Random Variables
Random Variables Study Guide
1. What is a Random Variable?
A random variable is a variable that takes on different values based on some probability distribution.
The set of all possible values is called the domain of the random variable.
If a random variable takes on a particular value, that event has an associated probability.
The distribution of a random variable is the collection of probabilities over all possible values.
Example: Rolling a Fair Die
Let D be a random variable representing the outcome of rolling a fair six-sided die.
The domain is {1,2,3,4,5,6}.
Each outcome has a probability of 1/6.
2. Functions of Random Variables
If we define a function f(V) over a random variable V, then f(V) itself is a random variable.
Example: If V is the outcome of a die roll and we define f(V) = 2V, then f(V) has the domain {2,4,6,8,10,12} with probabilities inherited from V.
3. Independent and Conditionally Independent Random Variables
Independence
Two random variables U and V are independent if:
P(U = x, V = y) = P(U = x) * P(V = y) for all x, y
Example: Rolling two dice where D1 and D2 are the outcomes of the first and second roll, respectively.
Conditional Independence
Two random variables U and V are conditionally independent given Z if:
P(U = x | Z = z, V = y) = P(U = x | Z = z) for all x, y, z
Example: Suppose a student's exam performance depends on study time S and sleep T, but given study time, sleep no longer affects the score.
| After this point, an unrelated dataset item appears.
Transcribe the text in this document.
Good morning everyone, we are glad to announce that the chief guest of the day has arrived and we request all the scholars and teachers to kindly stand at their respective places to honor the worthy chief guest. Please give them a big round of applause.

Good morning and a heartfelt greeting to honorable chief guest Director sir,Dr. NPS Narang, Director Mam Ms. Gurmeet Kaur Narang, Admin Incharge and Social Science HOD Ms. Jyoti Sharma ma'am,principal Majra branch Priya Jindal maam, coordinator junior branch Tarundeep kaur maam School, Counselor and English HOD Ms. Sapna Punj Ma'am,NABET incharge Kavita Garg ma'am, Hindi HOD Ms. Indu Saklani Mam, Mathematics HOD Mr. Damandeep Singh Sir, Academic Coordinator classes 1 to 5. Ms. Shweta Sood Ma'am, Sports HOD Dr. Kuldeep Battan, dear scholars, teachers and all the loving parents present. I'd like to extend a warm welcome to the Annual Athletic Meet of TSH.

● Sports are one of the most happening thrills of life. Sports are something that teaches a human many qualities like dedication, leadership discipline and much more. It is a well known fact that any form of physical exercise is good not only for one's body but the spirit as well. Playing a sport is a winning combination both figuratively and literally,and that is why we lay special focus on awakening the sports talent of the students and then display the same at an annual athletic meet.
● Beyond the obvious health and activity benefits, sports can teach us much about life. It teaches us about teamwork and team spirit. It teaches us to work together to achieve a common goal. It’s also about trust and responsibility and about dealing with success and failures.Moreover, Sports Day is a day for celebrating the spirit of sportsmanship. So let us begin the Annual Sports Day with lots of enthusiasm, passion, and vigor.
Then T and P (performance) are conditionally independent given S.
4. Stochastic Models
A stochastic model represents uncertainty in a system using probability.
Three Steps in Building a Stochastic Model:
Choosing random variables – Identify which factors have randomness.
Specifying independence/conditional independence assumptions – Define how variables interact.
Determining probabilities – Assign values based on:
Empirical data (statistics from experiments)
Domain knowledge (e.g., a fair die has equal probabilities)
Guesstimates (informed assumptions)
Principle of Insufficient Reason (if no info, assume equal probabilities)
5. Joint Distributions
If two random variables U and V are considered together, their probabilities are represented by a joint distribution.
The joint probability distribution assigns probabilities to pairs of outcomes.
P(U = x, V = y)
Example: Rolling a die (D) and flipping a coin (F), the outcomes are:
(1H, 1T, 2H, 2T, ..., 6H, 6T)
6. Marginal Probability
Marginalizing over a random variable means summing over its possible values to get probabilities for another variable.
Formula:
P(U = x) = sum over all y of P(U = x, V = y)
Example: Given a joint probability table for two variables, summing across rows or columns gives the marginal probability of each variable.
7. Expected Value
The expected value E[V] of a random variable V is:
E[V] = sum over all x in domain(V) of x * P(V = x)
Example: Rolling a fair die
E[D] = (1 1/6) + (2 1/6) + ... + (6 * 1/6) = 3.5
8. Expected Value Theorem
For any two random variables U and V:
E[U + V] = E[U] + E[V]
Key property: Holds even if U and V are dependent.
Example: Counting Red Balls in an Urn
An urn has R red balls and B blue balls. We draw K balls at random.
Define N as the number of red balls drawn.
Using the expected value theorem:
E[N] = K * (R / (R + B))
9. Practice Questions
Multiple Choice
What is the expected value of rolling a fair die?
a) 3
b) 3.5
c) 4
d) 2.5
If X and Y are independent, which of the following is true?
a) P(X | Y) = P(X)
b) P(X, Y) = P(X) + P(Y)
c) P(X) = P(Y)
d) P(X, Y) = 1
Short Answer
Define marginal probability and provide an example.
Show how to compute the expected value of rolling a biased die.
Case Study
A factory machine produces parts with a 5% defect rate. If we sample 10 parts, what is the expected number of defective parts?